Sunday, December 23, 2007

More on the Revolutionary War

The other day I posted some thoughts on 1776, the book by David McCullough. Today the Washington Post has an opinion piece by Joseph Ellis, a professor at Mt. Holyoke, suggesting that the question of what our founding fathers would do today (in Iraq) was pretty meaningless, since they would not understand the question, and are centuries dead so we can't ask it of them. He substitutes the question of what studying them leads him to believe about the present situation. Good point!

He also says:
Washington eventually realized -- and it took him three years to have this epiphany -- that the only way he could lose the Revolutionary War was to try to win it. The British army and navy could win all the major battles, and with a few exceptions they did; but they faced the intractable problem of trying to establish control over a vast continent whose population resented and resisted military occupation. As the old counterinsurgency mantra goes, Washington won by not losing, and the British lost by not winning. Our dilemma in Iraq is analogous to the British dilemma in North America -- and is likely to yield the same outcome.
Comment: Well said. Of course, with a couple of centuries more experience, it is easier for us to see the nature of anti-colonial insurgency, so the few years it took for Washington to realize the nature of the war he was fighting should not be held against him.

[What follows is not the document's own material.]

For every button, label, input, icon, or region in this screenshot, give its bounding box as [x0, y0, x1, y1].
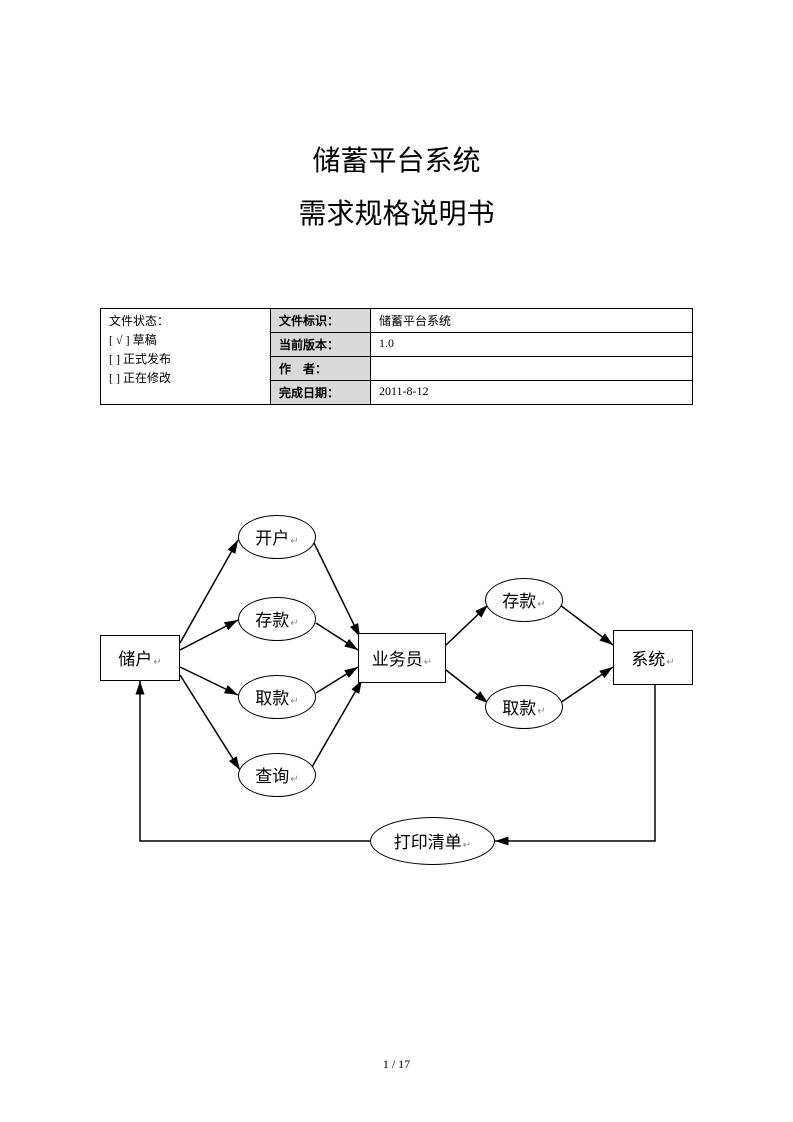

However, I think Ellis' extrapolation to Iraq may be wrong on one point. The English could not hold the colonies by force because they could not afford to do so, and were they seriously to have tried the French would probably have "eaten their lunch". The United States will not hold Iraq by force because our governmental process will not choose to do so. In part, the difference is one between a colonial power and an anti-colonial power. On the other hand, it is also due to the fact that the citizens, voters, and power structure of this country don't care enough about Iraq to spend the money and lives that it would take to do so, and the public would eventually be sickened by the television coverage of the violence needed to hold captive an foreign people.

Still, the Ellis' basic point is important. It is very difficult and expensive to hold subject a people who don't want to be controlled at a distance of thousands of miles.